The Irish Congress of Trade Unions (ICTU) has welcomed the measures to curb house prices contained in the Government's action programme. However its housing spokesman, Mr Fergus Whelan, said more radical measures are needed.
The general secretary of the Civil and Public Service Union (CPSU), Mr Blair Horan, said yesterday the Government had recognised for the first time "that supply in itself will not resolve the housing problem".
Responding yesterday to the programme, Mr Horan, who represents more than 10,000 low-paid clerical civil servants, said that more "demand-side measures to help lower to middle income groups and curb speculation are necessary".
He also warned the Government not to become complacent about house price trends in the first quarter of this year. At between 13 per cent and 17.4 per cent, they were still far ahead of average wage growth of 5 per cent.
He particularly welcomed proposals to exempt first-time buyers from stamp duty and to increase them for investors. This was something the CPSU and SIPTU advocated in a joint report on housing in 1998.

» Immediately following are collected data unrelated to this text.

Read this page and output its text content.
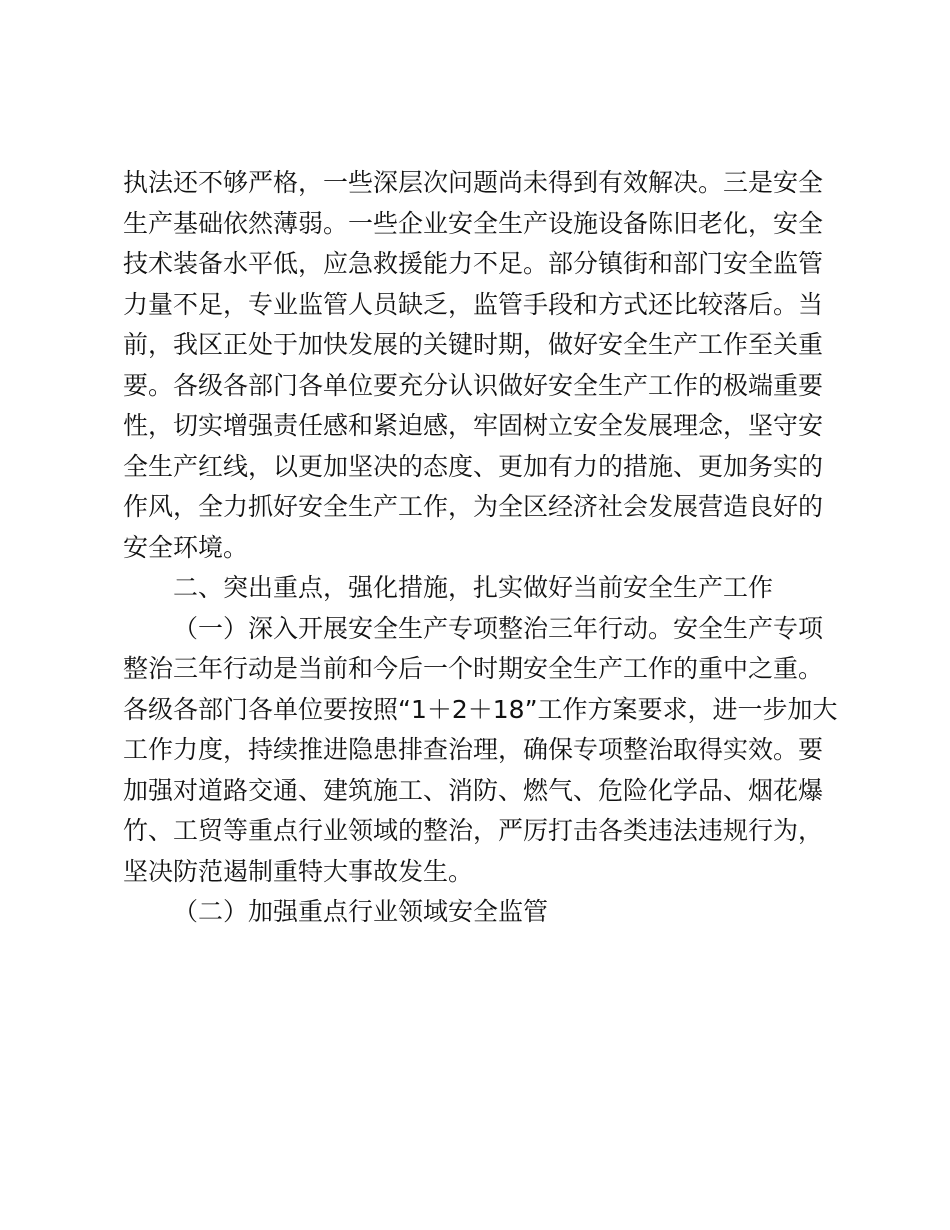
执法还不够严格，一些深层次问题尚未得到有效解决。三是安全
生产基础依然薄弱。一些企业安全生产设施设备陈旧老化，安全
技术装备水平低，应急救援能力不足。部分镇街和部门安全监管
力量不足，专业监管人员缺乏，监管手段和方式还比较落后。当
前，我区正处于加快发展的关键时期，做好安全生产工作至关重
要。各级各部门各单位要充分认识做好安全生产工作的极端重要
性，切实增强责任感和紧迫感，牢固树立安全发展理念，坚守安
全生产红线，以更加坚决的态度、更加有力的措施、更加务实的
作风，全力抓好安全生产工作，为全区经济社会发展营造良好的
安全环境。
二、突出重点，强化措施，扎实做好当前安全生产工作
（一）深入开展安全生产专项整治三年行动。安全生产专项
整治三年行动是当前和今后一个时期安全生产工作的重中之重。
各级各部门各单位要按照“1＋2＋18”工作方案要求，进一步加大
工作力度，持续推进隐患排查治理，确保专项整治取得实效。要
加强对道路交通、建筑施工、消防、燃气、危险化学品、烟花爆
竹、工贸等重点行业领域的整治，严厉打击各类违法违规行为，
坚决防范遏制重特大事故发生。
（二）加强重点行业领域安全监管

Mr Horan said house-buyers needed additional help through mortgage repayment subsidies and fixed-interest loans.
At the same time, excessive profiteering from land and house building should be curbed by a "windfall profits tax", the reintroduction of certificates of reasonable value and compulsory purchase.
Elsewhere, the Consumers' Association of Ireland (CAI) said the Government's moves were a "small, uncoordinated step in the right direction".
The CAI said that at last the Government had recognised the role land speculation had played in the current housing crisis.